Ekonomik İşbirliği ve Kalkınma Örgütü’nün (OECD) ekonomik olarak öncelikli sorunlar arasına aldığı, Dünya Sağlık Örgütü’nün de salgın olarak nitelediği obezitede, her bir fazla kilolu hastanın kamu sağlık harcamasını en az yüzde 22 artırdığı belirtildi.
Öğretim Üyesi Aydan Ercan, obezite tedavisine yönelik harcamaların hem hastaların bireysel hem de ülkelerin sağlık giderleri üzerinde ciddi baskı oluşturduğunu söyledi.
Obezitenin Dünyada ve Türkiye’de Ekonomik Yükü başlıklı bir değerlendirme yapan Ercan, beden kitle indeksinin 30’un üzerine çıkmasıyla insan gücü ile sağlanan gelirlerde yüzde 2’lik bir azalma, kamunun sosyal transfer ödemelerinde yüzde 3’lük ve sağlık harcamalarında ise yüzde 4’lük bir artış tespit edildiğini anlattı. Morbid obez bireylerin 25 yaşında, kalan ömür beklentisinin sağlıklı bireylere göre 12 yıl daha az olduğunu belirten Ercan, 2030’a kadar obezitenin her iki kişiden birinde görülme ihtimali olduğunu, bunun da ilave maliyetler yanında üretim düşüşleri vb. ikincil yollardan ekonomiyi etkileyeceğine işaret etti.

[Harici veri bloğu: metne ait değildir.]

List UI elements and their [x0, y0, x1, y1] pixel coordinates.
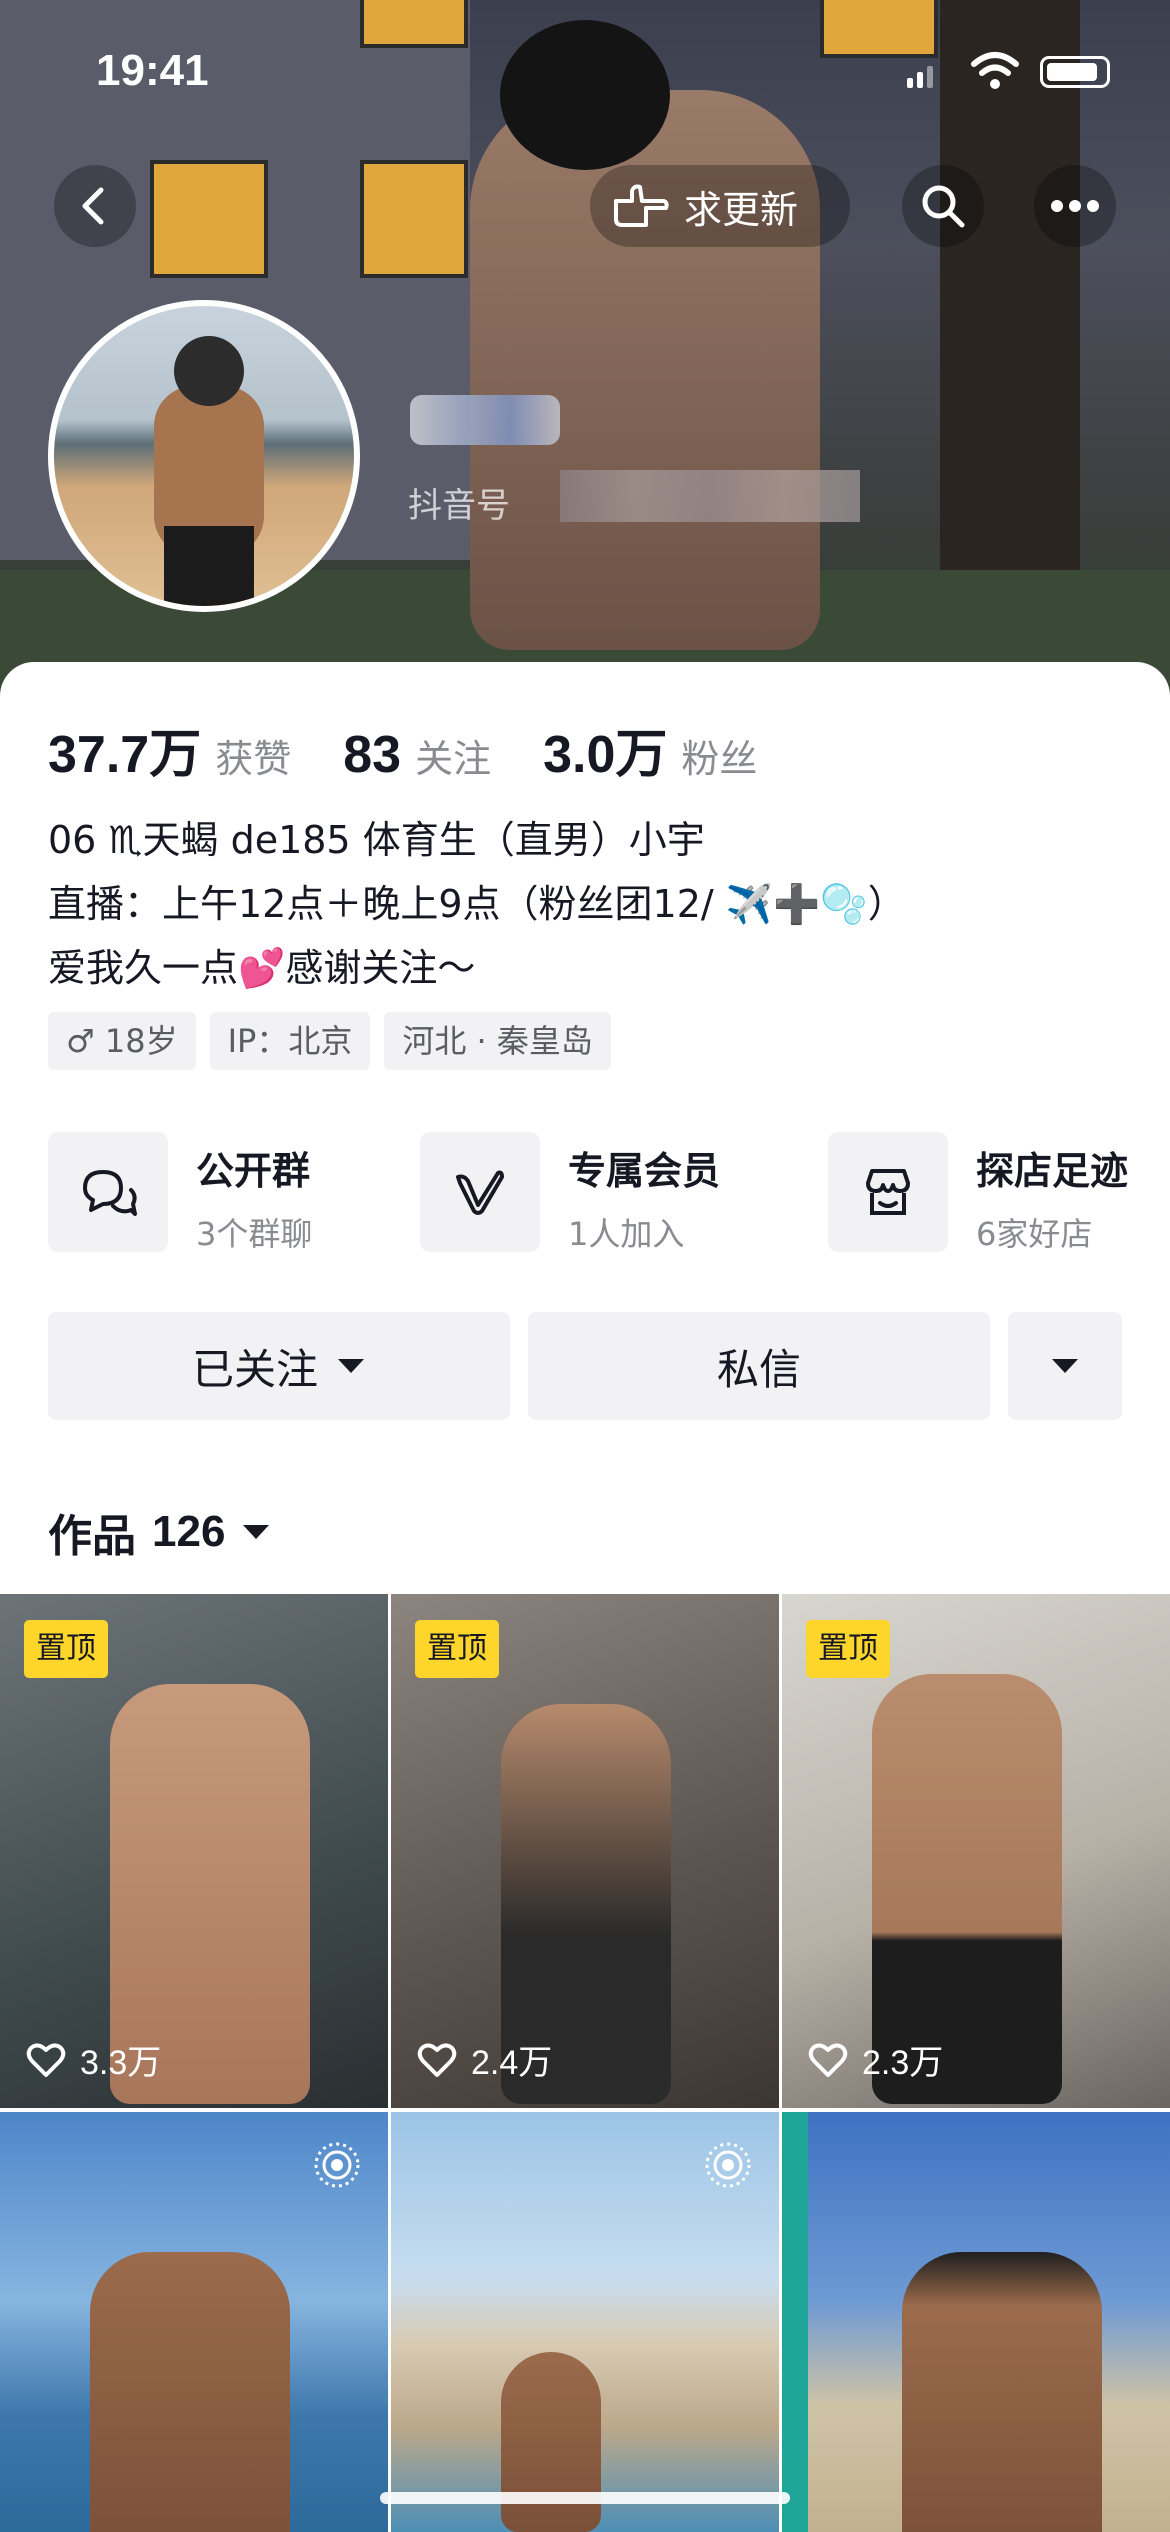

Ercan, “Yapılan bir çalışmaya göre, normal kilolu bir yetişkine kıyasla, obez bir bireyin kişi başına sağlık harcamaları yüzde 41.5 daha fazla. Bu da ülkenin sağlık harcamalarının yüzde 16.5’ini oluşturuyor. Yine başka bir çalışmaya göre, 2014 yılında obezitenin küresel ekonomik etkisinin 2 trilyon dolar veya küresel gayri safi yurtiçi hasılasının (GSYİH) yüzde 2,8’i olduğu tahmin ediliyor” bilgisini verdi.